THE QUEEN′S VISIT to the University of Stirling in 1972 was widely reported in the mass media, principally through the lens of
student protest (see the University Archive on the topic)).
If those accounts were the only ones that remained to inform a history of the University, the distorted coverage
at that time would remain the dominant narrative. Fortunately, through our Oral History recordings we have first-hand accounts by
staff and students who were present on that occasion and experienced the fallout of the media reports. Extracts from a selection of
these interviews form a counterpoint to press images in Shona Thomson′s 2021 film: Royal Visit 1972. The film was first shown at the
Macrobert on 27 October 2021 as part of Stirling Kaleidoscope Shift, a set of films on Stirling local history.
Shona Thomson′s film can be viewed on Vimeo here:
Royal Visit 1972
© Shona Thompson
THE DIVERSITY OF PERSPECTIVES from our oral history collection throws a very different light on the events from the way they
were reported at the time. Indeed the one thing that all our interviews on this topic have in common is the feeling of unfairness,
that the University, its students and the events were portrayed in such a distortive manner that had lasting repercussions. As Richard
Kilborn and John McCracken pointed out in their interviews, not all those consequences were negative, and the subsequent students who
came to Stirling included major names in later political life.

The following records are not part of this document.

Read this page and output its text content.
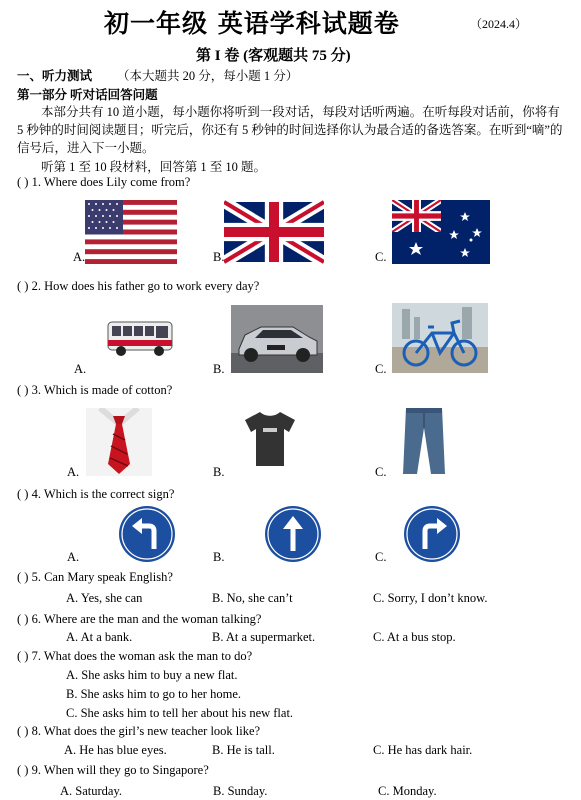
初一年级 英语学科试题卷	（2024.4）
第 I 卷 (客观题共 75 分)
一、听力测试 （本大题共 20 分，每小题 1 分）
第一部分 听对话回答问题
本部分共有 10 道小题，每小题你将听到一段对话，每段对话听两遍。在听每段对话前，你将有 5 秒钟的时间阅读题目；听完后，你还有 5 秒钟的时间选择你认为最合适的备选答案。在听到“嘀”的信号后，进入下一小题。
听第 1 至 10 段材料，回答第 1 至 10 题。
( ) 1. Where does Lily come from?
A.	B.	C.
( ) 2. How does his father go to work every day?
A.	B.	C.
( ) 3. Which is made of cotton?
A.	B.	C.
( ) 4. Which is the correct sign?
A.	B.	C.
( ) 5. Can Mary speak English?
A. Yes, she can	B. No, she can’t	C. Sorry, I don’t know.
( ) 6. Where are the man and the woman talking?
A. At a bank.	B. At a supermarket.	C. At a bus stop.
( ) 7. What does the woman ask the man to do?
A. She asks him to buy a new flat.
B. She asks him to go to her home.
C. She asks him to tell her about his new flat.
( ) 8. What does the girl’s new teacher look like?
A. He has blue eyes.	B. He is tall.	C. He has dark hair.
( ) 9. When will they go to Singapore?
A. Saturday.	B. Sunday.	C. Monday.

THE VOICES OF FORMER STUDENTS are particularly revealing. The University was new, exciting and different. The mainstream media
in 1972 portrayed Stirling as a radical university, and this shorthand, meant to be pejorative, over-shadowed the true radical
nature of University education provided at Stirling. This point was made by Jack McConnell, who came to Stirling in the aftermath
of the Queen′s Visit and went on to become First Minister. He pointed to the radical innovations in University teaching at Stirling
and in particular its flexibility, in combination with a semester system that has now been copied by almost all other UK universities.
LISTEN TO some relevant clips - (full interviews are available from the alphabetical dropdown in the sidebar):
John McCracken: interviewed by Angela Smith
Colin Sinclair: interviewed by Christina Sommerville
Roland Munro: interviewed by Angela Smith
Penny Dade: interviewed by Carolyn Rowlinson
Peter Wood: interviewed by Christina Sommerville
Willis McLeod, Nan Wallace & Helen Fraser: interviewed by Gordon Willis
SEE MORE of the photographs from the day
AND FINALLY, a policeman′s tale: Richard Kilborn recalled a conversation, in the changing room of the Dunblane Hydro swimming pool,
with a retired police inspector who was reminiscing about some of his early experiences as a police constable back in the early 1970s.

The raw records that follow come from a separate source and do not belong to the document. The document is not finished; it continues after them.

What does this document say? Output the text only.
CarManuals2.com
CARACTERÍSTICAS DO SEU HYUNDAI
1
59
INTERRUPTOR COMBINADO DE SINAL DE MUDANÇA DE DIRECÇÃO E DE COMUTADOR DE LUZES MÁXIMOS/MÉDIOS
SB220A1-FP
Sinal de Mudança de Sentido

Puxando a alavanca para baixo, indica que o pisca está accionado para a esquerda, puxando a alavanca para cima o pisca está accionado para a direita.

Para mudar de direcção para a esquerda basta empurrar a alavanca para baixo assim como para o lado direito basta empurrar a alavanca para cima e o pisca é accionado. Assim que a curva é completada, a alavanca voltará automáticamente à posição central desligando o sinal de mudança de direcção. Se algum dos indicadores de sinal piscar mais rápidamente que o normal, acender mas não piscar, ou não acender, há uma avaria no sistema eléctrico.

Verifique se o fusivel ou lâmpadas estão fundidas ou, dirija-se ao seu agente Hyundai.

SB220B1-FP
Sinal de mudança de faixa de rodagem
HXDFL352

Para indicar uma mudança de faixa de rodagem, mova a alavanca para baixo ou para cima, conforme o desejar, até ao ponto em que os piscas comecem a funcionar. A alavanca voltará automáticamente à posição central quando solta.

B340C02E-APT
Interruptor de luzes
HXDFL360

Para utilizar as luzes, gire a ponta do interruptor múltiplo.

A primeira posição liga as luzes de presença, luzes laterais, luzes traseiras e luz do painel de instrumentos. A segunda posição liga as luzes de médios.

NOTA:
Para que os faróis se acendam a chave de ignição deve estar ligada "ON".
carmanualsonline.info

He was on duty in October 1972, when the Queen visited the campus in order to formally open Queen′s Court and one
of his duties that day had been to identify potential troublemakers who might disturb the smooth flow of events by raising their
voices in protest. The (then) young constable had had no problems in identifying a certain 34-year-old long-haired student of Sociology as a potential troublemaker and had "persuaded© him to remove himself from the Queen′s Court area to a location where
his presence would not be so troublesome. He was thus licking his wounds, and possibly drowning his sorrows, on
the link-bridge when Her Majesty decided to take an impromptu little stroll - complete with official retinue - across the link-bridge
in the direction of the student residences. The rest, as they say, is history - but the now retired police officer wanted to put it
on record that he may have had a hand in inadvertently setting up a scenario that would have long-lasting repercussions. He even
became quite philosophical in musing on how, in the very attempt to stave off certain perils, we sometimes unwittingly light the
blue touch paper for something that may have an explosive long-term outcome!